That was the end of girlhood, and the end of this story, but I cannot leave her — me — lying there, on the cold locker-room floor. That wasn’t the end. She got back up, but it took another 17 years.
(Sometimes I write in the first-person. Sometimes she can only bear to tell her story in the third-. If you’ve just arrived, you probably want to go back to the beginning.)
There were OK years, and there were grim years. After that first, hideous year in the States, she found a refuge, and things were a little better for a while, but it was always complicated. A few years after the end of this story her mother died and her father threw her out. She was homeless for a time; let strangers take her home in exchange for a meal, a shower, a warm place to sleep. Alcohol and drugs and gender and hopelessness played their parts. She ended her life, several times, but continued nonetheless.
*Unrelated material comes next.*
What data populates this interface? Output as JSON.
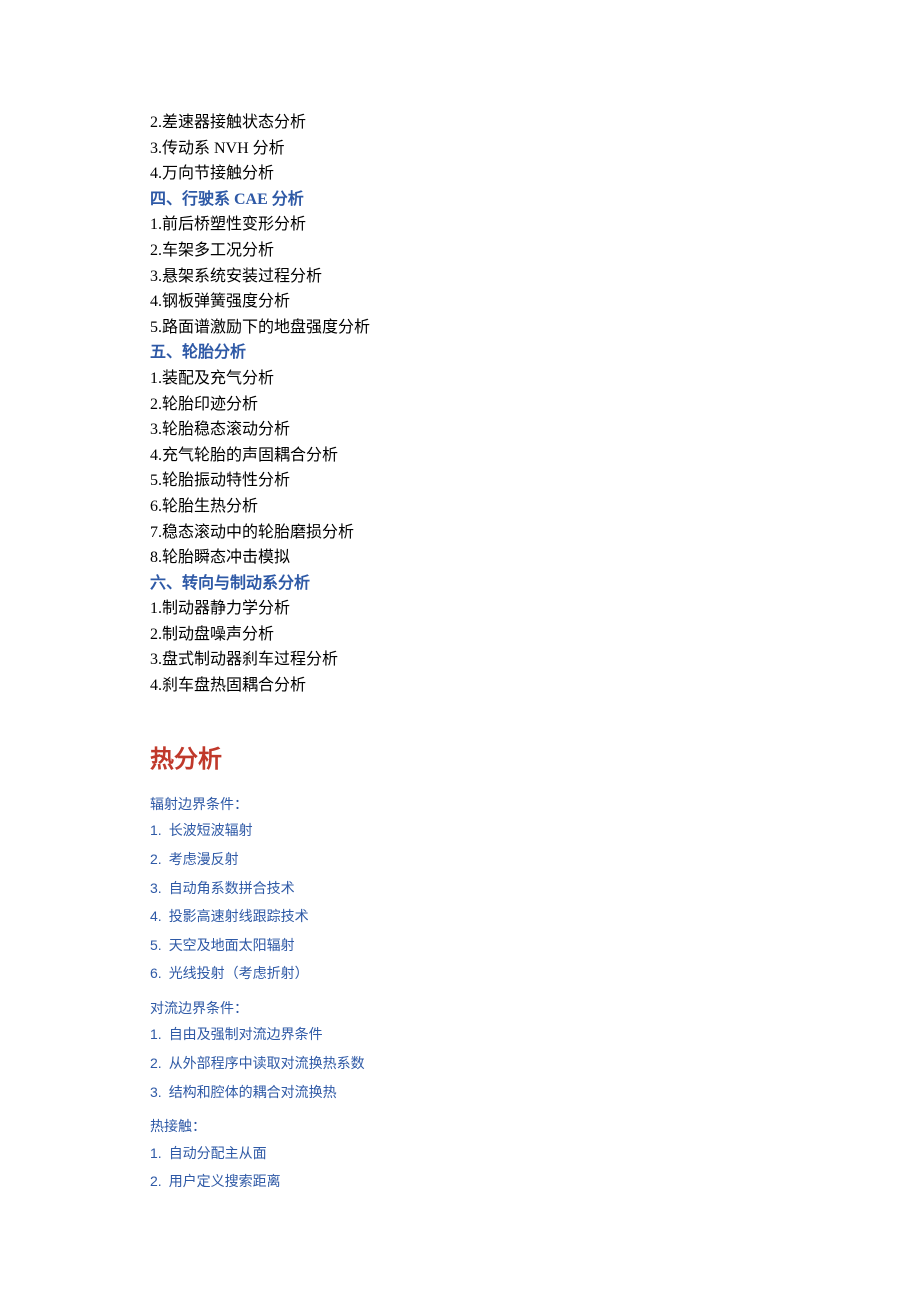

Eight years after being sent away, she found her way back to Europe, back home (but not); ballet and an Englishman played their parts. She found herself a stranger, a foreigner, lost her way, lost her man, everything; again. She relocated, again, hid, masked herself in society’s image, a ‘family man’, became ‘successful’; a Frenchwoman and a child played their parts. Thus she lost herself; again. Abandoned herself, really, as her mother had. She ended her life, but continued nonetheless.
But — she found her way back, eventually. Cast off the mask and became herself; again. In the end, the red-haired, green-eyed girl came back.
And here she is, at last: Seventeen years after being kicked to the floor, a girl no longer, but a woman —
Now, 56 years after her mother applied that first lipstick, she blots her own with a tissue, closing her mouth over a fold, just like her mum used to. It’s about the same shade, she thinks. Her green eyes have faded to hazel, and her red hair has thinned and darkened to brown; grey is beginning to appear at the temples.
Like that 12-year-old girl, she occasionally has that anguished dream, though rarely now. When she does, momentarily anxious upon waking, she checks herself, touches her vulva, cups her breasts; and begins her day with the most profound sense of relief. Sometimes she imagines herself sheltering that little girl in her arms, brushing the long, strawberry-blonde hair back from her shoulder, whispering in her ear —
‘Don’t worry, little one. It will all be OK. The dream came true, after all.’